You know, where anyone (who has registered) can submit a bot that they discover. A moderator could then check it out, possibly with the aid of some automated tools: * perform a reverse lookup * visit the IP using http:80 * search google for the IP# or name about the bot
In addition to a database that could be searched online, you could put out various periodically updated files of use to webmasters. For example: * malicious bots * known search-engine spiders
If such a system does not exist, do people think that there would be need for one? Is anyone keen to develop and promote it? I could do the database coding, I'm good with PHP/mySQL, and could possibly host it...
Personally I'm a fan of http;//www.psychedelix.com/agents.html
digitaleus's original idea might work but I think having a person as the absolute moderator is presenting a single point of failure where there doesn't need to be one...

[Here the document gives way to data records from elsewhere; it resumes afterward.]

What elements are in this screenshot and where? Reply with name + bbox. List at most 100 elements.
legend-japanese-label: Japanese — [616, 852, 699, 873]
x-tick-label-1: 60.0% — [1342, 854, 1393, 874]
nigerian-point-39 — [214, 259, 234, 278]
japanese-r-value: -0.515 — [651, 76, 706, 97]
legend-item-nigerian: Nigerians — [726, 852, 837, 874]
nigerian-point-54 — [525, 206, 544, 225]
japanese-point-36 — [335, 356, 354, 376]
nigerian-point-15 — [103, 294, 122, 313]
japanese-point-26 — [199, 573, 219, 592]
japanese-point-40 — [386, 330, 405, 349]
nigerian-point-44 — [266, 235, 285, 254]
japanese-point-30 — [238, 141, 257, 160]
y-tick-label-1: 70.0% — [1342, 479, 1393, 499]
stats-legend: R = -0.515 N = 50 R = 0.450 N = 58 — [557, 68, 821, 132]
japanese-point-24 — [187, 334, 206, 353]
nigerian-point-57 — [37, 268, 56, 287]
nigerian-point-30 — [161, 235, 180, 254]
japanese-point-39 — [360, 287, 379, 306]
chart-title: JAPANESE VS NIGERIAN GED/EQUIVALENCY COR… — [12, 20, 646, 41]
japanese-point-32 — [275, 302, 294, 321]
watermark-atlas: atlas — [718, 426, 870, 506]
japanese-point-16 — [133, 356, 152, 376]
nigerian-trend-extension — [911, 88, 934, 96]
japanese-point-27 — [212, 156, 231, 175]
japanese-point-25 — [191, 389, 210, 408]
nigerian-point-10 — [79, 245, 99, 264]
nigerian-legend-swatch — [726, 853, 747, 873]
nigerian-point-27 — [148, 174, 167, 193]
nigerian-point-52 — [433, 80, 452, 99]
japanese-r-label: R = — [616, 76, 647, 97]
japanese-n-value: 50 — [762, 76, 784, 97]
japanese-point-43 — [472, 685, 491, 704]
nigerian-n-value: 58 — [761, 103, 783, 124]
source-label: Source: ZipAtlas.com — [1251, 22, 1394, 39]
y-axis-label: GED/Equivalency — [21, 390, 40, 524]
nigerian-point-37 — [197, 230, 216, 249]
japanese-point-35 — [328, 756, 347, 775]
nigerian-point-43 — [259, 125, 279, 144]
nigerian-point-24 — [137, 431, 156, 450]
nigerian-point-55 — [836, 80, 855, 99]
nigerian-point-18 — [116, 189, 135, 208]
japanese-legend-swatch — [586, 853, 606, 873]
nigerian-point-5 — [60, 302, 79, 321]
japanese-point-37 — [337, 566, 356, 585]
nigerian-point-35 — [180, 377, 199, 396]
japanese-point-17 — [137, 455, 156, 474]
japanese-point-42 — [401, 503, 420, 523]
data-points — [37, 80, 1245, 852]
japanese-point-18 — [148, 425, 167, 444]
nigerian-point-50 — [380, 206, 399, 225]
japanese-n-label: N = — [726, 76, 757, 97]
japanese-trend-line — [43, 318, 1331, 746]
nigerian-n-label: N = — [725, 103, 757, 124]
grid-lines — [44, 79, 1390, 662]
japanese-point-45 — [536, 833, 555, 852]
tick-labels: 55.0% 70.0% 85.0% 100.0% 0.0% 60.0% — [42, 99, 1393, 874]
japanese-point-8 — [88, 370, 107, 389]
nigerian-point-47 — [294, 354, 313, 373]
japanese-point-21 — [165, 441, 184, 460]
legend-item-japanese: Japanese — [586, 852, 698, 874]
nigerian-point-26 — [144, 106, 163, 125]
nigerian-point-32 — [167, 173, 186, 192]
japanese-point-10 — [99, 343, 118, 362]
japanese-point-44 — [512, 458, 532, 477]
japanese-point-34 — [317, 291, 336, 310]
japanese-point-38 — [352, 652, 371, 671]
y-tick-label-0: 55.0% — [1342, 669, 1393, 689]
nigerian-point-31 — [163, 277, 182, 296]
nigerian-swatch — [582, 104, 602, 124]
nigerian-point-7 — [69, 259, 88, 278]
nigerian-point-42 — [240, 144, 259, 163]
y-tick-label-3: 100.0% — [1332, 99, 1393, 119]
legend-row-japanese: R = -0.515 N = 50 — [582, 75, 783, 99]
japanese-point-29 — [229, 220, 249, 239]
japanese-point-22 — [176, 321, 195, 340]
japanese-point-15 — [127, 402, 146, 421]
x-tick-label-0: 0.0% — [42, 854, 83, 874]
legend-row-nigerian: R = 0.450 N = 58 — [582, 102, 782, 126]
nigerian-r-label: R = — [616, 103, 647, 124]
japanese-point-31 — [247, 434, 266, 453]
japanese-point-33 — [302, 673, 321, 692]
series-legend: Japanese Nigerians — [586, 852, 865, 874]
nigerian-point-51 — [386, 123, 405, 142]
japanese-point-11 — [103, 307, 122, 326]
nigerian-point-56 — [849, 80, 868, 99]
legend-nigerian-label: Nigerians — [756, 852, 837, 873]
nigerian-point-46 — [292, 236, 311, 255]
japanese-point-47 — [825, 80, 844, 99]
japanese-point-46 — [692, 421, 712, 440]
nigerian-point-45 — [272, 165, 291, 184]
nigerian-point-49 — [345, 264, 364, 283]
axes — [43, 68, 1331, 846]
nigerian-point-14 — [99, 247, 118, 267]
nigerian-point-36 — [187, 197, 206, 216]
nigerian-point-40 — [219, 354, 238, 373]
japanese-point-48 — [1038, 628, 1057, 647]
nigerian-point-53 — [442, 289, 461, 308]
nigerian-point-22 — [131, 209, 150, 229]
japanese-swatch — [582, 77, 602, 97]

A distributed client model works much better because you are not relying on individual users to correctly identify the elements required and you can pre-process to a certain degree.
If you added to this further by requiring multiple confirmations from separate sources alongside a trust model based on past performance you start to diminish the role of moderator and move that job to more of an administrative role.
The reason I say this is that nothing sucks more than data not being added because the owner/moderator is away or sick, or perhaps just not wanting to add the particular user-agent you have found.
A nice automated system side-steps this problem but still allows you to maintain a "pure" feed for those who want absolutes while at the same time providing a "dev" feed for those who want the bleeding edge data.
Msg#: 1664 posted 11:21 pm on Feb 11, 2003 (gmt 0)
Initally when I started with htaccess and monitoring my logs I used the aformentioned links and a few more to acquire any information possible. There may be more than the four below which I used to use: [jafsoft.com...] [psychedelix.com...] [robotstxt.org...] [botspot.com...]
These days I'm quite content with the WHOIS facilities and web searches (most of mine are through google.) Along with the data I've accumulated (If only I could get it updated and together in one file (it's too large for NotePad.)
I have been considering building a realtime malicious spider database. It would probably act like the realtime blackhole lists for open spam realys. If your website was visited by a spider that disobeyed your robots.txt, or clicked through to your bot trap, or otherwise demonstrated it to be a malicious spider, you could report its IP address and useragent to the database.
Then, each time that you get a hit to your website (or each time a new IP address/useragent combination comes along every once in a while) you can query the database to see if you should serve the page. Queries could be made through something quick such as a DNS lookup like some blackhole lists use.
i think this is impossible. Because regarding email and RBLs it's unrelevant whether the email is delivered $now or $now+10s. But when accessing a Webserver it's important that the machine can serve webpages as fast as possible. There's no time for looking up UA or IP in a remote database.
this is my point of view - i think this plan is doomed to failure.